While this discretization into 4 values makes sense,  and if I'm not mistaken, is based on the work in the microformats community:
http://microformats.org/wiki/gender-brainstorming
The translation to opaque numerical values is a negative.
Instead use the single letter prefixes of the English terms as noted in the microformats page:
sex: M(ale) F(emale) O(ther) N(one or Not applicable)
This reflects common use in both social networking sites which permit M or F (see microformats research at above URLs), as well as previous formats that have worked on representing this information, e.g. openid.sreg.gender permits  "M" for male, "F" for female.
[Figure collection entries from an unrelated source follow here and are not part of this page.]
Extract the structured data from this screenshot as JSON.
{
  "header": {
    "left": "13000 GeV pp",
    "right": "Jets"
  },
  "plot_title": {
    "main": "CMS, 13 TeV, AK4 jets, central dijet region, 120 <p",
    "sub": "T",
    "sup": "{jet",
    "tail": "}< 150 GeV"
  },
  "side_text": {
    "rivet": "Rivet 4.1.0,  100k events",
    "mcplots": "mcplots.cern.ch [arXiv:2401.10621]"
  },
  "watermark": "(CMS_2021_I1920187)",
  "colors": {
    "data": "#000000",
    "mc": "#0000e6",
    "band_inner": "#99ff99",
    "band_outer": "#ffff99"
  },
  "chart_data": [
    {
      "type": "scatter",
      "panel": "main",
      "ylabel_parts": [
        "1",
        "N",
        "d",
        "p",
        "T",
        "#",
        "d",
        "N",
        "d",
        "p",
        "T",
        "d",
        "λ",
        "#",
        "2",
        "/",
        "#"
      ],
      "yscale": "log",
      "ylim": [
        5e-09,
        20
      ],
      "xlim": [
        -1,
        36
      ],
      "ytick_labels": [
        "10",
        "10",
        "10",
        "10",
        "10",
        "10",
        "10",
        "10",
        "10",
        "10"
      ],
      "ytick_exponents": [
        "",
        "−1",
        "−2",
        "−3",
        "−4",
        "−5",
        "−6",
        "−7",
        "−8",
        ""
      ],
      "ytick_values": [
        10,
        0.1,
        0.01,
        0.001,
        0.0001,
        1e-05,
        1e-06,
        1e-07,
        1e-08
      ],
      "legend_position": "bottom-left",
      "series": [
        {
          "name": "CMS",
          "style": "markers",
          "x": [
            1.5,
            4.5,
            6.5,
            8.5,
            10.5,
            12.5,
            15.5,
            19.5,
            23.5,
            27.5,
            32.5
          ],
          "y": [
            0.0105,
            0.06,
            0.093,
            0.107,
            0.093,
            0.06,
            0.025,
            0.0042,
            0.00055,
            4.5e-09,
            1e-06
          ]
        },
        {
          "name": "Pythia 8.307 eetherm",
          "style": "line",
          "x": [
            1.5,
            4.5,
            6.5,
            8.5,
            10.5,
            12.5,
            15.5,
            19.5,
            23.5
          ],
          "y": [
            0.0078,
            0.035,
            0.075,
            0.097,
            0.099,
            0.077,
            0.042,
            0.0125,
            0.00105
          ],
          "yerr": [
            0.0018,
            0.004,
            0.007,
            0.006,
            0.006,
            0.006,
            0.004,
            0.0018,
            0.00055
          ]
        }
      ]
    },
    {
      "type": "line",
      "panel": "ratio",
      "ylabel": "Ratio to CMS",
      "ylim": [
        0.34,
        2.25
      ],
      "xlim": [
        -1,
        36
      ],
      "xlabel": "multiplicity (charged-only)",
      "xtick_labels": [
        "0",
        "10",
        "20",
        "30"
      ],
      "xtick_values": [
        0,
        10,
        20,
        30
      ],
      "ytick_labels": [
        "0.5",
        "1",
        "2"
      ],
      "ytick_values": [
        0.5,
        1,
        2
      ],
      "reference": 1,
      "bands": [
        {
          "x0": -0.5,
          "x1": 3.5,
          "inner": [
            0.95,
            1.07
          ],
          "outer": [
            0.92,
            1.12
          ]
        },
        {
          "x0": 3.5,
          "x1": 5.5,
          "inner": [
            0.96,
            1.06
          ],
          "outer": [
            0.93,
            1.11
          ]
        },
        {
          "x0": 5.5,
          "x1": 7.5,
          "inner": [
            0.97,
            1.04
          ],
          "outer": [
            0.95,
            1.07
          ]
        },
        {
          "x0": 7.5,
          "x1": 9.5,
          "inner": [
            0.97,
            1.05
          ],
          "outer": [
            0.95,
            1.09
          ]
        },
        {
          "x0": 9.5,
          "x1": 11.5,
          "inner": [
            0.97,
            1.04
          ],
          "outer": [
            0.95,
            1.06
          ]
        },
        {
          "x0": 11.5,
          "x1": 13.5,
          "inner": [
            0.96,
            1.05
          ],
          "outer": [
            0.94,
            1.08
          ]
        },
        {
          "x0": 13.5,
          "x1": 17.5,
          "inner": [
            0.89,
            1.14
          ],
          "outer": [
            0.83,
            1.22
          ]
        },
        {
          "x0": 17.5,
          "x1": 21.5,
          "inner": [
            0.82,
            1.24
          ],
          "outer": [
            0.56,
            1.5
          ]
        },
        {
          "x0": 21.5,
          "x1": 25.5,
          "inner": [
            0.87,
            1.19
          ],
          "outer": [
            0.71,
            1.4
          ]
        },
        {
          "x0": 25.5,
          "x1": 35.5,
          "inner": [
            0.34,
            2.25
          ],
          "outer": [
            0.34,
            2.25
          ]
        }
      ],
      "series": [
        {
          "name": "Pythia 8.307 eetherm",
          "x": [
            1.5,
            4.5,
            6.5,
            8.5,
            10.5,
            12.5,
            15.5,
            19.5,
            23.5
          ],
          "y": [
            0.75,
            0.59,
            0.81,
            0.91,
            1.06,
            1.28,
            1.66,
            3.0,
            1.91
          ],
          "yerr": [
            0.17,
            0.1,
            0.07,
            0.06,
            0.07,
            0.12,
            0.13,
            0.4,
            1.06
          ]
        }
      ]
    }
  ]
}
Finally, sex without gender is problematic from a gender identity perspective and discriminatory against a marginalized minority.
Thus for the sake of allowing a more flexible representation that avoids such marginalization, an additional property should be introduced:
GENDER-IDENTITY
which takes a string that the user can assign any label.
Alternatively (and preferably), rather than the SEX property, introduce a new *structured* property:
GENDER
Purpose:  To specify the components of the sex and gender identity of the object the vCard represents.
Value type:  A single structured text value. Each component can have a single value.
Cardinality:  (0-1)
Special notes:  The structured property value corresponds, in sequence, to the sex (biological), and (optional) gender identity. The text components are separated by the SEMI-COLON character (ASCII decimal 59).
Sex component: The value M stands for "male", F stands for "female", O stands for "other", N stands for "none or not applicable".
Gender identity component: a single text value.
In addition the current draft includes a notion of "not known", which, though I haven't seen evidence for, can understand the potential utility as it may help represent the explicit not knowing of information. Thus I would be ok with:
Sex component: The value M stands for "male", F stands for "female", O stands for "other", N stands for "none or not applicable", and U stands for "unknown".